Although Helen was attracted by arts and crafts from a very early age, she studied to be a chef after leaving school. Only later did she join the Grennan Mill Craft School in Kilkenny, where she trained in the art of textiles, printmaking and ceramics. The result is a twenty-year career as an arts and crafts tutor on the Cork City Vocational Training Committee.
Driven by a growing desire to develop a more personal practice, around the textile arts, she enrolled in 2009 at Crawford College of Art and Design in Cork. During a residency in Iceland in 2015, she was impressed by the local population who managed to take advantage of the smallest resource, going so far as transforming the skins of fish into high-end leather. The recovery of waste then was integrated into Helen’s approach to making art. Alarmed by the amount of plastics on beaches, she wanted to draw the attention of the public to the loss of value of these discarded items. By manipulating, shaping, reimagining and creating a new story, the everyday materials are elevated to precious objects, works of art.

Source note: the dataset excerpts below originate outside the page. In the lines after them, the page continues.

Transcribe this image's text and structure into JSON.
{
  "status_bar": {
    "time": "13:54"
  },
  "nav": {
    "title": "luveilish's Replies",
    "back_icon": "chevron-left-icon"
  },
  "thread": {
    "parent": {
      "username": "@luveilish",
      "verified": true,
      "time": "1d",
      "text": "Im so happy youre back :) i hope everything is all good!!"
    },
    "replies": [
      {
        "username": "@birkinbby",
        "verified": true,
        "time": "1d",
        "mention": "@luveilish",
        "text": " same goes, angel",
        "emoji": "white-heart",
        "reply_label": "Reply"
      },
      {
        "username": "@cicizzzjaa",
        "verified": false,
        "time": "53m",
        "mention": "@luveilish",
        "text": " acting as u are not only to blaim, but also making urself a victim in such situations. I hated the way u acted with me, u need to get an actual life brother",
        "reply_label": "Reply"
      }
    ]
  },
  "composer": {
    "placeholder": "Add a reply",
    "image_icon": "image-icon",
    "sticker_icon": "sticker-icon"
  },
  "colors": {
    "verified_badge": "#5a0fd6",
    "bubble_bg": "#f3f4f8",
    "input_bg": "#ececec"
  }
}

Plastic is now central to her work. By the multiplicity of its forms, it offers a large number of possibilities. It is in contact with the plastic object that the idea will germinate, that the technique will develop: collage, sewing, assembly … Each work is an opportunity for O’Shea to experiment with new techniques that reveal stories she wants to express. The used plastics are collected from beaches, some are donations and others are accumulated from daily life in her home.
She then puts them together, giving them organic forms, often inspired by the marine world. Some bottlenecks eroded by sand, wind and water, combined with pieces of thread and lace, give birth to strange marine beings. On the baskets made from plastic bags are also showing the different levels of the ocean floor and flow that inhabits them, thanks to the embroidered patterns. With her work she explores the increasing link that exists between plastic waste and the sea.
Helen O’Shea has now exhibited all over the world, from China to the United States. The exhibition that remains the most outstanding for her is “Discovery Tresor Contemporary Craft Fair” held in Basel (Switzerland) in 2017. This international fair, devoted to contemporary crafts, presented many exchanges and meetings that allowed to the artist to explore and put into perspective her ‘practice of plastic’. New recycling policies are emerging around the world creating new potential for this waste. This highly depreciated material is thus a potential new source of industrial wealth. The ambivalent relationship with the plastic that our society maintains is what the artist wants to explore today.